Other compliance costs to get the boiler into a "better emissions zone" for the Otago Regional Council added to the problem.

And, each year, the mill has paid $45,000 in accident compensation levies for its 28 staff.

"How can you compete with those free-trade agreements when you've got to pay $45,000 a year in ACC costs?

"They don't do that in China."

Mr Barra sees New Zealand's free-trade agreement with China as the mill's underlying problem - pitting what he describes as a small "owner-driver" regional business against the big yarn factories of China.

"The average spinner in China would probably be paid, and I've spoken to a spinner in China that I know, and he would be paying something like $US35 a month for wages."
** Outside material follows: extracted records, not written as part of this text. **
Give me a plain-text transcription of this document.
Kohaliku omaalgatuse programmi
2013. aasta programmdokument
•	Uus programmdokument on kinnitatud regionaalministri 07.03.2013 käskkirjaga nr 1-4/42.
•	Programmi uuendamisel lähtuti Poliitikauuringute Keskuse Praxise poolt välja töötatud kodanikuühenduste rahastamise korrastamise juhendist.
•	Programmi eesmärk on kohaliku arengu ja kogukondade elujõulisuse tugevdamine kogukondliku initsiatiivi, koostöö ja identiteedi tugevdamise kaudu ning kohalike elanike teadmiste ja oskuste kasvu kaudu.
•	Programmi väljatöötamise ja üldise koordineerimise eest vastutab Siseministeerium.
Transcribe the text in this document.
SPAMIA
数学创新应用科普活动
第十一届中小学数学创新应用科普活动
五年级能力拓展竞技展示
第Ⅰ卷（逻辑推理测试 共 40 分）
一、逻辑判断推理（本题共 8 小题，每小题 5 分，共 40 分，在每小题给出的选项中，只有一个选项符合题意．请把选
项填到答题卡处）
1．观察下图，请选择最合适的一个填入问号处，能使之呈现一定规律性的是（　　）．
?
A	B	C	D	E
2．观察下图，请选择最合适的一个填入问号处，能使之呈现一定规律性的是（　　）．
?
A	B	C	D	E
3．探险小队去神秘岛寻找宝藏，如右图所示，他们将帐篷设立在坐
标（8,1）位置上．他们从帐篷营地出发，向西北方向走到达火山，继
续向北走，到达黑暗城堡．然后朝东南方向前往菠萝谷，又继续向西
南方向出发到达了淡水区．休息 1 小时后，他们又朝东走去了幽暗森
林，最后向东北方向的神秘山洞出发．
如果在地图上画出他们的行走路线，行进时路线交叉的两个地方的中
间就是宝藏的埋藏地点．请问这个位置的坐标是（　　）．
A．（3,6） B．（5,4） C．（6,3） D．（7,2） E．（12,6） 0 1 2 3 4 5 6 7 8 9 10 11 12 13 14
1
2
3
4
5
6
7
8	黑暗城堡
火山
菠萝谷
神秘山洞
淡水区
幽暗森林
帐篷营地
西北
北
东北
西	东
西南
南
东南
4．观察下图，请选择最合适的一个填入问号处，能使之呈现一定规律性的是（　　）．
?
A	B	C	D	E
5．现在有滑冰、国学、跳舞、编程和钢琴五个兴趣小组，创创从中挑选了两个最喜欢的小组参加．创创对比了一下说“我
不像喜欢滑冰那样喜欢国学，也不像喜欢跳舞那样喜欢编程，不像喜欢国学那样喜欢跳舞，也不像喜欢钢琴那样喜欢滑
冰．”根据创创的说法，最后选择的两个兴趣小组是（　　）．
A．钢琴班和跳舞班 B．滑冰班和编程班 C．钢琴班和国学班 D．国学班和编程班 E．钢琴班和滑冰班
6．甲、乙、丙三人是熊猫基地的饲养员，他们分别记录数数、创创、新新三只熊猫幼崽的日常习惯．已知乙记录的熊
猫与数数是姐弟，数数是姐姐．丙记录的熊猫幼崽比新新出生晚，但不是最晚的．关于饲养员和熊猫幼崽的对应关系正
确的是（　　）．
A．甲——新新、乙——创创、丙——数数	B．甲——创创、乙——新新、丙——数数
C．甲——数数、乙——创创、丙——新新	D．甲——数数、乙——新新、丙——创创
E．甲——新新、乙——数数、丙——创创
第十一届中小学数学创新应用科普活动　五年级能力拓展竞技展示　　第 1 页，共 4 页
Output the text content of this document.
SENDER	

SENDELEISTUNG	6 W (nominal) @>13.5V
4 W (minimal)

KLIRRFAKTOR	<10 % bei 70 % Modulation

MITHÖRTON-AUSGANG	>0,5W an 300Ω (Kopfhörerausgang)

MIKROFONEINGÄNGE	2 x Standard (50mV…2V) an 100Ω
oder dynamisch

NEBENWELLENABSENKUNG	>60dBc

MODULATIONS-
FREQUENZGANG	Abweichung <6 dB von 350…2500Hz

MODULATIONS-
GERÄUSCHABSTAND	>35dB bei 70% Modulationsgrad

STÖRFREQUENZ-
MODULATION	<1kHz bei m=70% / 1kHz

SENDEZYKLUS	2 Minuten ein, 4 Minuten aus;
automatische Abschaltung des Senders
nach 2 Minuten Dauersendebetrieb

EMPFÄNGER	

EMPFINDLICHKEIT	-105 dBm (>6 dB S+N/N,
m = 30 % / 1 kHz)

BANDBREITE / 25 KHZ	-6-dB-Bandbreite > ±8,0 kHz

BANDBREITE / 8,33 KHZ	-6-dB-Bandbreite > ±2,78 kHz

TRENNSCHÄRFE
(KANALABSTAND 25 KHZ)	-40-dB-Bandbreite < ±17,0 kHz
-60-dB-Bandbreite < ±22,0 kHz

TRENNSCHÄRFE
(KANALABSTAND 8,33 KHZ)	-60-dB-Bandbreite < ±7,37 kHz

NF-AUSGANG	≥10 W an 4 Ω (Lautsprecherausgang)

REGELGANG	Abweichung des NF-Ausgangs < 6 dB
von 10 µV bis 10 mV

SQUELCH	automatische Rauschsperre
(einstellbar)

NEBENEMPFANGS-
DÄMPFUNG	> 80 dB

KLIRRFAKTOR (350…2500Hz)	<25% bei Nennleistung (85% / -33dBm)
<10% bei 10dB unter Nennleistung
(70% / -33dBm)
To illustrate the difficulty of competing with China, Mr Barra uses the example of a line of yarn for hosiery manufacture.

The finished yarn was available from China at a lower price than the Milton mill could buy the raw material to make it.

"Under free-trade agreements we cannot compete with China, which has low labour costs, no minimum pay, holiday pay, sick leave, ACC or emissions trading scheme."

To avoid competing head-on in the global yarn commodity trade, the mill has sought specialist work and short runs and took on commission spinning that "no-one else will do".

Mr Barra said he had looked at all the alternatives and his conclusion was QualitYarns "had no future".

"You've got to make that decision when you are dealing with a Government that is quite happy to put four hundred million dollars into irrigation in Canterbury and put nothing into the textile industry to process an indigenous raw material.

"So for us there was no alternative.

"We had to draw a line in the sand and say 'this is it'."


Threat to thread

Christchurch weaver Anne Field was planning to take the Milton mill's finest merino yarns on tour with her to North America next year.

"No one has merino yarns like he [Mike Barra] has."

She has 100 weavers lined up to teach in the United States and Canada but is uncertain now about her supply of yarn.

"I'm a bit worried because I don't know where I can get them from."

The author of 10 books on weaving, Ms Field chose the Milton mill's yarns because they were "top end.

"They are the ones we compete well with because China won't compete in these high-end upmarket yarns. They will just churn out the cheap ones."

She hopes some way can be found for the mill to keep going.